Chaque ville a son lieu fondateur, son mythe d'origine, son point zéro à partir duquel tout a commencé. Pour Phnom Penh, c'est cette colline.
Ce tertre artificiel de 27 mètres de haut — la seule élévation dans une ville désespérément plate — surmonté d'un temple aux toitures dorées qui scintillent dans la lumière tropicale. Le Wat Phnom est le temple le plus sacré de Phnom Penh et le berceau légendaire de la capitale cambodgienne.
Selon la tradition, c'est ici qu'une dame nommée Penh découvrit quatre statues de Bouddha dans un tronc d'arbre flottant sur le Mékong en 1372, et fit élever une colline pour les y abriter. Le village qui se forma autour devint la ville qui porte encore son nom : Phnom Penh, « la colline de Penh ».

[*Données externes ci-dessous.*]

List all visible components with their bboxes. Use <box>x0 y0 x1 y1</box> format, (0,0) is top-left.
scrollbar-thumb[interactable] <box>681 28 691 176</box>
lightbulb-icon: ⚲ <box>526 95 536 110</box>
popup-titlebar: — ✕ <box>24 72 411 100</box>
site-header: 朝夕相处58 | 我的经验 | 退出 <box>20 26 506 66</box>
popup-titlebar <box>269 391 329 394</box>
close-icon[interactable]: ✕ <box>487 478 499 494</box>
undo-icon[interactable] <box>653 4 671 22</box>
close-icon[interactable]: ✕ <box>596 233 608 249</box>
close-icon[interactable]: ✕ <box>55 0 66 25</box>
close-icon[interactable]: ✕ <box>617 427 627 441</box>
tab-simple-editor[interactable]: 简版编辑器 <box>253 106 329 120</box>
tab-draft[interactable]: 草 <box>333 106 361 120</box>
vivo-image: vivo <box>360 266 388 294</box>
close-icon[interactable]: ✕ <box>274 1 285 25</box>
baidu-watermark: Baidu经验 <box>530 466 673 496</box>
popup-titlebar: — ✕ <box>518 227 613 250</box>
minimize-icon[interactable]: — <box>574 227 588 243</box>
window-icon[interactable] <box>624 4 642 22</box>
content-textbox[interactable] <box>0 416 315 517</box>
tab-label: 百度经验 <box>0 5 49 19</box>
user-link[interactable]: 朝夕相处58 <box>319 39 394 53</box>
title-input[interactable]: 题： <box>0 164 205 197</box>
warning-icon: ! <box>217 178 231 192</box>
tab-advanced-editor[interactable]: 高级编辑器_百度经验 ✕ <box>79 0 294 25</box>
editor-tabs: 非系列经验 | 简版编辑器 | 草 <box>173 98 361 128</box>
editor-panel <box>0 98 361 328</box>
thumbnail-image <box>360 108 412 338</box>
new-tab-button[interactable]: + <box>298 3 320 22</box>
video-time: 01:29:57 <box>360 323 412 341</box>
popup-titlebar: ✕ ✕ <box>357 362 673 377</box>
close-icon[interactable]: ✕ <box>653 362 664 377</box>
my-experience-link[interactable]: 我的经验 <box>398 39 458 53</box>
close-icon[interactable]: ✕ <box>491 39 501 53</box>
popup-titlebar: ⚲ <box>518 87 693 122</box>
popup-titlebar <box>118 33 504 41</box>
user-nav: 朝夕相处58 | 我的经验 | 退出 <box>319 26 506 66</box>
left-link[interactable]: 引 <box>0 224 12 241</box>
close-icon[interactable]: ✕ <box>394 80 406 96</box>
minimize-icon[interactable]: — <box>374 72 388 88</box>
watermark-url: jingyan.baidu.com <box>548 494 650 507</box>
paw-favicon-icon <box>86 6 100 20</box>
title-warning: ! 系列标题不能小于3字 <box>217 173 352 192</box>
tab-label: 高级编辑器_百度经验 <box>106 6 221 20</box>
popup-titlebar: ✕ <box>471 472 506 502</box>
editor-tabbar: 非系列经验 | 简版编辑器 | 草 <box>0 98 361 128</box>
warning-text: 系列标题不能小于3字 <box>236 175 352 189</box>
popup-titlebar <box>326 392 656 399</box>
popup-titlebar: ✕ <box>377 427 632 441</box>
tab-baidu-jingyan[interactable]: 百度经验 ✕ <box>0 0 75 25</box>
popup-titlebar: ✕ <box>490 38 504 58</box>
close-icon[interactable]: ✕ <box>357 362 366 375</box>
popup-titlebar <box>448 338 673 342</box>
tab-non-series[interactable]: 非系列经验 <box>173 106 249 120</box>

Aujourd'hui, ce temple entouré d'un parc ombragé — peuplé de singes chapardeurs et de vendeurs de nourriture — constitue un havre de paix au milieu de l'agitation urbaine et un point de repère incontournable de toute visite de Phnom Penh.
La Légende de Dame Penh
La Découverte Miraculeuse
L'histoire fondatrice de Phnom Penh est l'une de ces légendes qui mêlent si habilement le merveilleux et le plausible qu'on choisit d'y croire, indépendamment de toute évidence historique.
En 1372, une riche dame nommée Daun Penh (Madame Penh) vivait au bord du Tonlé Sap, dans une maison sur pilotis entourée de manguiers. Un matin, après des pluies torrentielles qui avaient fait monter les eaux, elle aperçut un immense tronc de koki — un arbre sacré au bois imputrescible — flottant sur la rivière gonflée.
Intriguée, elle appela ses voisins à l'aide pour sortir le tronc de l'eau. En le fendant, elle y découvrit quatre statues de Bouddha en bronze et une en pierre, miraculeusement intactes.
La Naissance d'une Capitale
Considérant cette trouvaille comme un signe divin — un message des cieux —, elle fit rassembler de la terre par les villageois et ériger une colline artificielle sur la berge. Au sommet, elle fit construire une pagode en bois et en chaume pour abriter les statues sacrées.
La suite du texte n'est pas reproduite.